Volume homeostasis in the fasting rate and 24-hr sodium balance are maintained in chronic renal insufficiency as a result of adaptations in the residual nephrons. This study evaluates the limitations to these adaptations and the dynamics of sodium excretion (UNaV) after an acute challenge with 100 mEq of sodium chloride in normal dogs (GFR 50 ml/min) and in dogs with one remnant kidney and moderate chronic renal insufficiency (GFR 15 ml/min). When food was administered with the sodium challenge, no or minimal changes in serum protein and hematocrit values occurred, and the natriuretic responses were small and equivalent in normal and remnant dogs. On the other hand, when the sodium challenge was given without food, the natriuretic response was large in normal dogs and markedly blunted in remnant.
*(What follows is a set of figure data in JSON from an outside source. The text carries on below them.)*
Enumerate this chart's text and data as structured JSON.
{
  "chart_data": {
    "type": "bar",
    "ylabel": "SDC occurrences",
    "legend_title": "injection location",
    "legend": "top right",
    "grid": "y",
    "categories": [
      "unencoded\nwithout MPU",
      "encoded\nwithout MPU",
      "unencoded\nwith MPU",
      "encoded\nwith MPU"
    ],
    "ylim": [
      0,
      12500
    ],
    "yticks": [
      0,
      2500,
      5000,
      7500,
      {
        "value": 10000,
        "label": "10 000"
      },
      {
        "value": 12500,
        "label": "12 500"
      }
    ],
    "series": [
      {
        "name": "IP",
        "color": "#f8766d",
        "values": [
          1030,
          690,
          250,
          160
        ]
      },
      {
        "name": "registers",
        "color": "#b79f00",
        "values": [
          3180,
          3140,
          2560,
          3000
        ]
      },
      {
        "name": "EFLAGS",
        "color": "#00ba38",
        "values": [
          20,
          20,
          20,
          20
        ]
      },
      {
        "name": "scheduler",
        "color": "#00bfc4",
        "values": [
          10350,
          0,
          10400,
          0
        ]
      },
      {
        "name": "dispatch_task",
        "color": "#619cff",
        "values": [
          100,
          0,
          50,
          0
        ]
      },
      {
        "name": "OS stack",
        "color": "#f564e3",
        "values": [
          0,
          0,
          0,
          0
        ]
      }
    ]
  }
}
Within 5 hr of the sodium challenge, the various groups of normal dogs excreted 40 to 63% of the sodium load, but the remnant animals eliminated only 12 to 22% (P less than 0.001). The blunted natriuresis in remnant dogs was associated with a prolonged hemodilution of circulating proteins, indicating a longer lasting expansion of the intravascular volume. The blunted response was independent of sodium diet, of the administration route (p.o. vs. i.v.) or strength (isotonic vs. hypertonic) of the sodium load, and appears to result from an inability of the remnant kidney to rapidly excrete a sodium load. Thus, administration of sodium to dogs with chronic renal insufficiency leads to prolonged sodium retention, prolonged extracellular fluid (ECF) volume expansion, and requires a prolonged excretory cycle to restore 24-hr balance.